Preisabsprachen in großem Stil? Gazprom wehrt sich
28.09.2011, 17:25 Uhr
Deutschland ist Großabnehmer von russischem Gas.
(Foto: picture-alliance/ dpa)
Gazprom könnte es bald an den Kragen gehen - und mit dem russischen Gasriesen auch weiteren Konzernen, darunter beispielsweise Eon und RWE. Die EU-Kommission geht im Gasmarkt dem Verdacht des Machtmissbrauchs und überteuerter Preise nach. Ermittelt wird auch wegen möglicher Marktaufteilungen. Razzien in diversen Konzernbüros sind erst der Anfang. Gazprom reagiert.
Der russische Branchenriese Gazprom wehrt sich gegen den Verdacht der Manipulation des Gasmarktes in Europa. Gazprom habe stets auf die Einhaltung aller Wettbewerbsregeln geachtet, erklärte der Konzern. Am Dienstag hatten Fahnder von EU und nationalen Behörden mit Razzien bei Gazprom und weiteren Energieversorgern begonnen, darunter auch den deutschen Konzernen Eon und RWE.
Die Firmen stehen im Verdacht, Wettbewerbsregeln missachtet oder zumindest von Wettbewerbsbeschränkungen gewusst zu haben. Sie könnten zum Beispiel Mitbewerbern den Zugang zu ihren Pipelines erschwert oder zu hohe Preise gefordert haben, auch Absprachen zur Aufteilung von Märkten seien denkbar, hieß es in einer Kommissionsmitteilung, die keine der betroffenen Firmen nannte. Als betroffene Gebiete nannte sie "mittel- und osteuropäische" EU-Länder. Nach inoffiziellen Angaben aus EU-Kreisen steht Gazprom im Zentrum der Ermittlungen.

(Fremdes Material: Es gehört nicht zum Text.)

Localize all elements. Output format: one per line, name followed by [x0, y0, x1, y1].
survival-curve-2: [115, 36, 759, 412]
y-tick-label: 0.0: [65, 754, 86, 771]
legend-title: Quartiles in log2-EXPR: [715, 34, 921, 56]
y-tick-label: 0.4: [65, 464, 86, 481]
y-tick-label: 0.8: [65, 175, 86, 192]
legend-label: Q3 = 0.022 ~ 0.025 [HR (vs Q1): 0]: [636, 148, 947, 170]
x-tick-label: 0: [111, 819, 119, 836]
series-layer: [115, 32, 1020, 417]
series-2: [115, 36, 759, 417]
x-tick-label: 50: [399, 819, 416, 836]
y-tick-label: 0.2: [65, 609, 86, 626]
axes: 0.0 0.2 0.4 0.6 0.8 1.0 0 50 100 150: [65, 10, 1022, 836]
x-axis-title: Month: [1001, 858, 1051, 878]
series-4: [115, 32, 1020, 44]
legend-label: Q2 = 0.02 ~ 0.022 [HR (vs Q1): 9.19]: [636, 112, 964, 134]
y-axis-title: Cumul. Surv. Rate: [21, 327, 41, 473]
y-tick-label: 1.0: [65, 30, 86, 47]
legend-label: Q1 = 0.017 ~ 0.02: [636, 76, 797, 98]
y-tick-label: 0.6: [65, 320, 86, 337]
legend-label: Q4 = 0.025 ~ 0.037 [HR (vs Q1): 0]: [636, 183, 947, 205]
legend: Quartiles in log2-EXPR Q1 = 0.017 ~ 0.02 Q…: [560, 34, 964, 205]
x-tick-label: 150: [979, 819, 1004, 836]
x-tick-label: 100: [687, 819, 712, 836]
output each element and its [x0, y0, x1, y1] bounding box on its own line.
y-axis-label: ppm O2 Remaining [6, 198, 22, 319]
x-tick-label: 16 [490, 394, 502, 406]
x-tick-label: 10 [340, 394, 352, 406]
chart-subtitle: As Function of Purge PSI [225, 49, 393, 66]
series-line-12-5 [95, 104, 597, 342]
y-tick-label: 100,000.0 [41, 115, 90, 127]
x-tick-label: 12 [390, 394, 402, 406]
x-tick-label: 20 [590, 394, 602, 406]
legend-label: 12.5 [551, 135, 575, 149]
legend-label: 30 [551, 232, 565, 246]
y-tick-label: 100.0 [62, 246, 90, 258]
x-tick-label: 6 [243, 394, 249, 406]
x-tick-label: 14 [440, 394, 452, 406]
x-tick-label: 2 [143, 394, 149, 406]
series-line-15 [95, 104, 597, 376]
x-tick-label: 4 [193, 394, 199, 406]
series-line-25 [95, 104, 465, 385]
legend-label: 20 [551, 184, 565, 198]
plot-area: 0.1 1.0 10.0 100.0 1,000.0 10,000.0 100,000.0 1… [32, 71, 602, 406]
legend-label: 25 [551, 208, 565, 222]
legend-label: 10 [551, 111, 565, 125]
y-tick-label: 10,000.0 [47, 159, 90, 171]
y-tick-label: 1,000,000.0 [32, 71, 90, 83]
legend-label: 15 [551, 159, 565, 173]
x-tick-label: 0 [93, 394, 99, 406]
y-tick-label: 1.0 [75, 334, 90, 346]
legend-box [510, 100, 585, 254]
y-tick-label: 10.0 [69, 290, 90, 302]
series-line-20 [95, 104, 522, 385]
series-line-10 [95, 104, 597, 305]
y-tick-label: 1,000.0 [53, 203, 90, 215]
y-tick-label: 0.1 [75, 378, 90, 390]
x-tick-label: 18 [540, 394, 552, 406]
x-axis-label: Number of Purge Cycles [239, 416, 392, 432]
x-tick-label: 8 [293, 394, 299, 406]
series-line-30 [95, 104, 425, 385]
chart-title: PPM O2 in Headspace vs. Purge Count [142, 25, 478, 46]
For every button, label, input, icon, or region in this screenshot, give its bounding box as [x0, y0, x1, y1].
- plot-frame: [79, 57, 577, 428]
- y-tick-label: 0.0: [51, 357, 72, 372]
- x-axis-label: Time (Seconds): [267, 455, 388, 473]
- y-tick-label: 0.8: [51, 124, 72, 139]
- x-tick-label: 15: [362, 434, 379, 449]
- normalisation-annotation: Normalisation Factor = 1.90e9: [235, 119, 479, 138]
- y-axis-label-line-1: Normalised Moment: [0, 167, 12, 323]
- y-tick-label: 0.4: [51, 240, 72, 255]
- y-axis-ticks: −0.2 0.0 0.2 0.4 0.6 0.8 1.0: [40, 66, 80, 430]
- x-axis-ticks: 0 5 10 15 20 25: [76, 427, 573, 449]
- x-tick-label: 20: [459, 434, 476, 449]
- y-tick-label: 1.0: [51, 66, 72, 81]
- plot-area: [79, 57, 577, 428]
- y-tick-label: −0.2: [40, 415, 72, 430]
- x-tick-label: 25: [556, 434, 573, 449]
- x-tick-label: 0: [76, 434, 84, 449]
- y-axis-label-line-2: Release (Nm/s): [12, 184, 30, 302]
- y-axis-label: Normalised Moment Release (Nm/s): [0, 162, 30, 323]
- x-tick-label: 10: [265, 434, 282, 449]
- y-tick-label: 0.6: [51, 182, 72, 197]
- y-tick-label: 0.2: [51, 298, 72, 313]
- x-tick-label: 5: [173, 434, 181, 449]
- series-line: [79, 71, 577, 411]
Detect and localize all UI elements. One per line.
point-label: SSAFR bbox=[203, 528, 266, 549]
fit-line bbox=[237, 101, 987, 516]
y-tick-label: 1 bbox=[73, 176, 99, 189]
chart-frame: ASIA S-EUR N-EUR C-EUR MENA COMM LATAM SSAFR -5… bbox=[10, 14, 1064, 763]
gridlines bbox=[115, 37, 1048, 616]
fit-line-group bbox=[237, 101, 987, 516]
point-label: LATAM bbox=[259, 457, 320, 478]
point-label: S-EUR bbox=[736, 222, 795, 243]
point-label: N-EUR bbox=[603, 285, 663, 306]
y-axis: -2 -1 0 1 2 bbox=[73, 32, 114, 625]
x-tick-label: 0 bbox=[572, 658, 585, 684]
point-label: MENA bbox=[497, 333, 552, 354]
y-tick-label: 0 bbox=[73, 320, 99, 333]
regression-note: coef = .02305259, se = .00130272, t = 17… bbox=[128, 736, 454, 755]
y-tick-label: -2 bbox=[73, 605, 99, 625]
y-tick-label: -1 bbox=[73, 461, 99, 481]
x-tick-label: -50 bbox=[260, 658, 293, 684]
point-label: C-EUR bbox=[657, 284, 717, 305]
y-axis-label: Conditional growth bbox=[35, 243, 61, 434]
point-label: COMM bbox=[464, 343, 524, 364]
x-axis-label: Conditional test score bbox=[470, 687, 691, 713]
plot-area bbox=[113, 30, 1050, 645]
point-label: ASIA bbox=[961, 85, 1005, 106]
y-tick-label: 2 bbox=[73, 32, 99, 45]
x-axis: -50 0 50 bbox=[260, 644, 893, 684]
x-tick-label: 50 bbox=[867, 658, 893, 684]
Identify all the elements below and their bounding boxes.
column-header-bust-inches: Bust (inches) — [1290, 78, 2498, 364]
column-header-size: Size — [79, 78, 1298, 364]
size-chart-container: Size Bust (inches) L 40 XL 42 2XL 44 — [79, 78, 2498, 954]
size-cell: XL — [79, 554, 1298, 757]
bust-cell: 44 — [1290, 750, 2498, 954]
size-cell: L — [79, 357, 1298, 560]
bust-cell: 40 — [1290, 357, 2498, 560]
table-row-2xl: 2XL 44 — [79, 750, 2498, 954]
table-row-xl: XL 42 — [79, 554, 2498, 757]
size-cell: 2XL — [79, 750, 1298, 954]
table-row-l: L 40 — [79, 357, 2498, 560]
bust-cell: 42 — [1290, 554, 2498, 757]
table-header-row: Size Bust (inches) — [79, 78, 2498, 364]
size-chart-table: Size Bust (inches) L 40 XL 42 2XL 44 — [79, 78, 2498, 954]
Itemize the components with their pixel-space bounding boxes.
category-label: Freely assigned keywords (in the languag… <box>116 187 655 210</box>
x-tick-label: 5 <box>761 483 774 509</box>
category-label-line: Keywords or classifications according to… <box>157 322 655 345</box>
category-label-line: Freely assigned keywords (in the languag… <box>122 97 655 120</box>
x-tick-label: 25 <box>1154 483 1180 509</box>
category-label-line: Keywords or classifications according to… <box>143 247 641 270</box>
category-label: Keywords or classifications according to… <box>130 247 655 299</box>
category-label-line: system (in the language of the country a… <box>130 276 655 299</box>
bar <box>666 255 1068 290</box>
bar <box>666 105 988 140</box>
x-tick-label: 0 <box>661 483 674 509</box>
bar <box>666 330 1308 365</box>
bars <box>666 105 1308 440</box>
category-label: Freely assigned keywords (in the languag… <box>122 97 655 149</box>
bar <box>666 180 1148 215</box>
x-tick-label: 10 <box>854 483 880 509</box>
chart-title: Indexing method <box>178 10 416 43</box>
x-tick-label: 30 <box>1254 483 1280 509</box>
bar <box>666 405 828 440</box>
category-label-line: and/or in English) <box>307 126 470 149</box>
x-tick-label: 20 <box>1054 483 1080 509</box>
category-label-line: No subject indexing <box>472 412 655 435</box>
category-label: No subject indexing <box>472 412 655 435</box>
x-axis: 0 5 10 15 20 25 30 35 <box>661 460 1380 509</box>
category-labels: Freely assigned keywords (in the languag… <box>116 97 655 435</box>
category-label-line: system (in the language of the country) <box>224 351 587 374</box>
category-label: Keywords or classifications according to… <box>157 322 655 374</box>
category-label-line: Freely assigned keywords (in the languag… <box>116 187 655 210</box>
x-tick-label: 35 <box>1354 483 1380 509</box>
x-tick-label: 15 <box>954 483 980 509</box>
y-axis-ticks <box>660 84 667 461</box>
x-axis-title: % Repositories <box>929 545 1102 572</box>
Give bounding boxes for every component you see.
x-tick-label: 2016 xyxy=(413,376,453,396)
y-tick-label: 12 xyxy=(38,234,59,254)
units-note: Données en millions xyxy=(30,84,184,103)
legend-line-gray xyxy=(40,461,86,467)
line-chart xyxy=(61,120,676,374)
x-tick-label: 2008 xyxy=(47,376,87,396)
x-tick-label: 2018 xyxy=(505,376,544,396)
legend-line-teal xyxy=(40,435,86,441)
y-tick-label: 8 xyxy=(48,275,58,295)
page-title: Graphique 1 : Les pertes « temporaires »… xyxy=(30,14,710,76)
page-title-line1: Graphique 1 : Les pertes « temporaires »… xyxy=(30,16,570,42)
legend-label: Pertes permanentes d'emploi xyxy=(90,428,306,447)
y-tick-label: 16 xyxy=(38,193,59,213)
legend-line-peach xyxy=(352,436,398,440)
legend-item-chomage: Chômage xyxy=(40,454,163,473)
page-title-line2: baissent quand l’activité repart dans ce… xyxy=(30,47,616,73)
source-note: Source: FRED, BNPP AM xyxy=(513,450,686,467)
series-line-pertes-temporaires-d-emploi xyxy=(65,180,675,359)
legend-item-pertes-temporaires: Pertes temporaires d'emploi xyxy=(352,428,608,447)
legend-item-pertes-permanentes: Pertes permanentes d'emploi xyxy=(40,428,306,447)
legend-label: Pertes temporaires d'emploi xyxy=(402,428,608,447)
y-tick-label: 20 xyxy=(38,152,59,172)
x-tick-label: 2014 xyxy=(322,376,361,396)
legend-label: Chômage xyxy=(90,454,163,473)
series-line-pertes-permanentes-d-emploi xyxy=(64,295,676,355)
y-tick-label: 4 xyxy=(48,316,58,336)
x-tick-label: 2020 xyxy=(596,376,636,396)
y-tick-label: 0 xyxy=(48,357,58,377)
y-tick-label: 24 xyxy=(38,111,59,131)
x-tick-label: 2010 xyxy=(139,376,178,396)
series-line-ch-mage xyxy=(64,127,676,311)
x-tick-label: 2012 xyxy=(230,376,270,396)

Razzien in mehreren Ländern
Ein Sprecher in der tschechischen RWE-Niederlassung sagte, dass der Verdacht der EU-Fahnder "den möglichen Missbrauch der marktbeherrschenden Stellung auf dem europäischen Markt der Gesellschaft Gazprom" betreffe. Gazprom selbst bestätigte Razzien in Büros in mehreren Ländern, darunter Deutschland und Tschechien. Nach Informationen aus Brüsseler Kreisen steht Gazprom im Verdacht, mit anderen Firmen Märkte aufgeteilt zu haben. Nach Berichten litauischer Medien wurde auch die litauische Lietuvos Dujos durchsucht, an der Gazprom gut 37 Prozent der Anteile hält. Litauen hatte im Januar in Brüssel gegen Gazprom Beschwerde wegen Missbrauchs seiner marktbeherrschenden Stellung in dem baltischen Land erhoben.
Die Kommission nannte die betroffenen Unternehmen wie gewöhnlich nicht und betonte, dass noch keine Beweise vorlägen. Ein Sprecher von Eon-Ruhrgas sagte, "dass in unserem Hause Voruntersuchungen der EU-Kommission gelaufen sind". Eon unterstütze die Behörde bei ihrer Arbeit. Auch ein RWE-Sprecher bestätigte, dass es Durchsuchungen am Sitz in Deutschland sowie in Tschechien gegeben habe. Das Unternehmen kooperiere mit den Ermittlern, sagte er. Auch der österreichische Marktführer OMV, der das Konsortium zum Bau der Nabucco-Gaspipeline führt, bestätigte eine Prüfung.
Russland und Norwegen wichtig
In Deutschland wurde im vergangenen Jahr Gas mit dem Energiegehalt von rund 3,7 Millionen Terajoule verbraucht. Die Inlandsgewinnung und Exporte halten sich in etwa die Waage, wie aus Daten des Bundesamtes für Wirtschaft und Ausfuhrkontrolle hervorgeht. Die wichtigsten Lieferanten sind demnach Russland und Norwegen.
Terajoule geben den Energiegehalt an; Gas wird auch in Kubikmetern gemessen. Der Energiegehalt von Gas aus verschiedenen Fördergebieten ist unterschiedlich.